I saw a post on raspberry official forum. It's about GPIO remote switching PC on/off, but it is not very detailed. I am pretty interested in it and i have this relay. I am wondering if anyone here has done that before. I want to get tutorials or manuals about it. I haven't posted on their forum yet.
First off, two important notes:
Working with mains voltage is dangerous. Some traces on the underside of that PCB will be wired directly to 110/230V mains, and will be exposed. Also, it's potentially a fire hazard. It really needs to go into a proper enclosure and treated with the respect that mains power deserves.
Also, switching the main supply is a really bad way to remotely turn on and off a PC. Most modern computers will remain switched off when power is supplied unless an option is enabled in the BIOS configuration. Switching a PC off by cutting power is a very irresponsible thing to do too, as I'm sure you will know. If you want to remotely boot and shut down a PC, you should use the proper tools. I would recommend wake-on-lan and logging into the machine to activate the shutdown command provided by the PC's operating system.
With this in mind, let's look at the relay board. You can find the schematic for a single channel in at the page you linked in your question:
As you can see, the relay switches terminal two of the three-screw connector (J6) so that it is connected to either terminal one or terminal three.

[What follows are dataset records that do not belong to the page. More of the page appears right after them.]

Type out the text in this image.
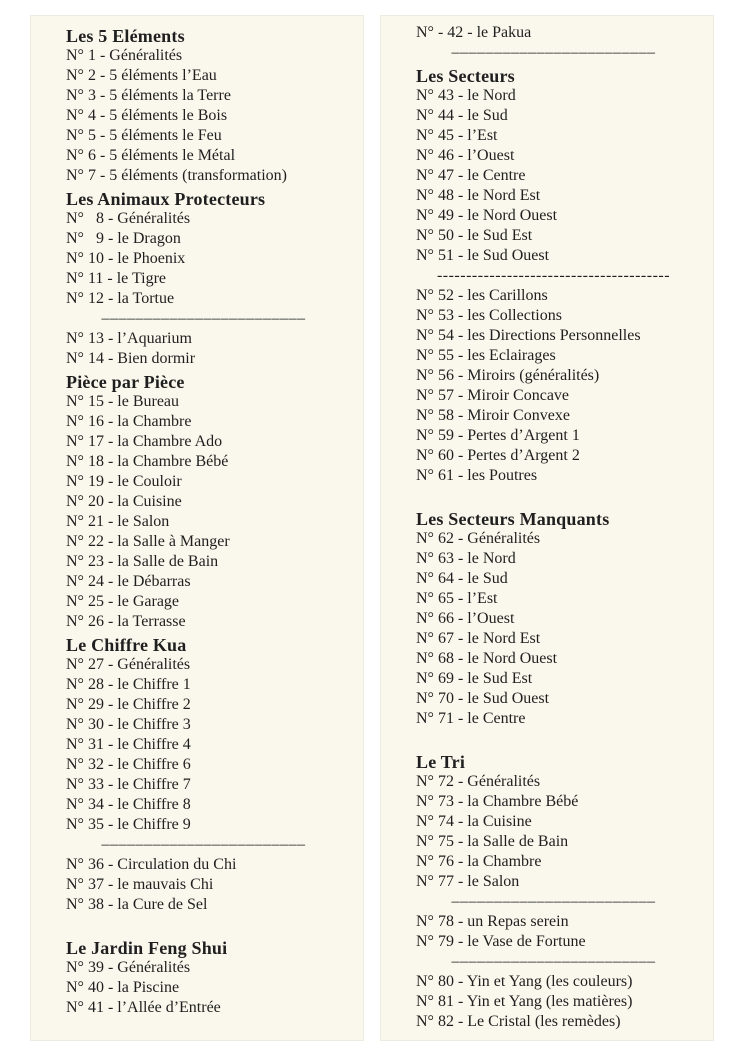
Les 5 Eléments
N° 1 - Généralités
N° 2 - 5 éléments l’Eau
N° 3 - 5 éléments la Terre
N° 4 - 5 éléments le Bois
N° 5 - 5 éléments le Feu
N° 6 - 5 éléments le Métal
N° 7 - 5 éléments (transformation)
Les Animaux Protecteurs
N°   8 - Généralités
N°   9 - le Dragon
N° 10 - le Phoenix
N° 11 - le Tigre
N° 12 - la Tortue
––––––––––––––––––––––––
N° 13 - l’Aquarium
N° 14 - Bien dormir
Pièce par Pièce
N° 15 - le Bureau
N° 16 - la Chambre
N° 17 - la Chambre Ado
N° 18 - la Chambre Bébé
N° 19 - le Couloir
N° 20 - la Cuisine
N° 21 - le Salon
N° 22 - la Salle à Manger
N° 23 - la Salle de Bain
N° 24 - le Débarras
N° 25 - le Garage
N° 26 - la Terrasse
Le Chiffre Kua
N° 27 - Généralités
N° 28 - le Chiffre 1
N° 29 - le Chiffre 2
N° 30 - le Chiffre 3
N° 31 - le Chiffre 4
N° 32 - le Chiffre 6
N° 33 - le Chiffre 7
N° 34 - le Chiffre 8
N° 35 - le Chiffre 9
––––––––––––––––––––––––
N° 36 - Circulation du Chi
N° 37 - le mauvais Chi
N° 38 - la Cure de Sel
Le Jardin Feng Shui
N° 39 - Généralités
N° 40 - la Piscine
N° 41 - l’Allée d’Entrée
N° - 42 - le Pakua
––––––––––––––––––––––––
Les Secteurs
N° 43 - le Nord
N° 44 - le Sud
N° 45 - l’Est
N° 46 - l’Ouest
N° 47 - le Centre
N° 48 - le Nord Est
N° 49 - le Nord Ouest
N° 50 - le Sud Est
N° 51 - le Sud Ouest
----------------------------------------
N° 52 - les Carillons
N° 53 - les Collections
N° 54 - les Directions Personnelles
N° 55 - les Eclairages
N° 56 - Miroirs (généralités)
N° 57 - Miroir Concave
N° 58 - Miroir Convexe
N° 59 - Pertes d’Argent 1
N° 60 - Pertes d’Argent 2
N° 61 - les Poutres
Les Secteurs Manquants
N° 62 - Généralités
N° 63 - le Nord
N° 64 - le Sud
N° 65 - l’Est
N° 66 - l’Ouest
N° 67 - le Nord Est
N° 68 - le Nord Ouest
N° 69 - le Sud Est
N° 70 - le Sud Ouest
N° 71 - le Centre
Le Tri
N° 72 - Généralités
N° 73 - la Chambre Bébé
N° 74 - la Cuisine
N° 75 - la Salle de Bain
N° 76 - la Chambre
N° 77 - le Salon
––––––––––––––––––––––––
N° 78 - un Repas serein
N° 79 - le Vase de Fortune
––––––––––––––––––––––––
N° 80 - Yin et Yang (les couleurs)
N° 81 - Yin et Yang (les matières)
N° 82 - Le Cristal (les remèdes)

In this respect it works just like a light switch, and you should be able to figure out how to wire it so your device is switched on and off.
Because a relay draws quite a bit of current, we can't activate it directly from a digital output pin without risking damage to the micro-controller. Therefore, the board activates the relay through a transistor. To electrically isolate the micro-controller from the relay assembly, the transistor is activated using an optocoupler. Note that you will only get the benefits of electrical isolation if you connect JD-VCC to a separate supply. If you jumper VCC and JD-VCC together (see the bottom right-hand side of the board), you bypass the isolation.
To use the relay from your micro-controller you connect a digital IO pin to IN4 (or IN1 etc depending on the channel you are using). Note that, in order to activate the relay, you need to pull IN4 to ground. Then we have a potential difference that turns on both the indicator led (IN7) and the optocoupler (U7), which in turn will (through the transistor) activate the relay and connect pin 2 of J6 to pin 1. If you put the digital IO pin high, or in a high-impedance configuration, no current will flow and pin 2 of J6 will remain connected to pin 3.
If you want to turn on A PC remotely, Instead of switching mains power you should instead use the power Switch pins on the motherboard. All you need to do is pulse the switch to turn on the computer.
The advantage of pulsing the pin is that you can also use the same method to turn off the pc as most operating systems support shutdown via the power button. Pulsing the pin shouldn't be difficult with a relay (if you want galvanic isolation) or a FET (more simple).
Alternatively you can bypass the ATX power pin.See this pin out. The pin you want is number 16 (PS_ON). The disadvantage of this method is you need to keep the pin shorted to GND to keep the power supply on. This obviously bypasses the power management logic of the PC.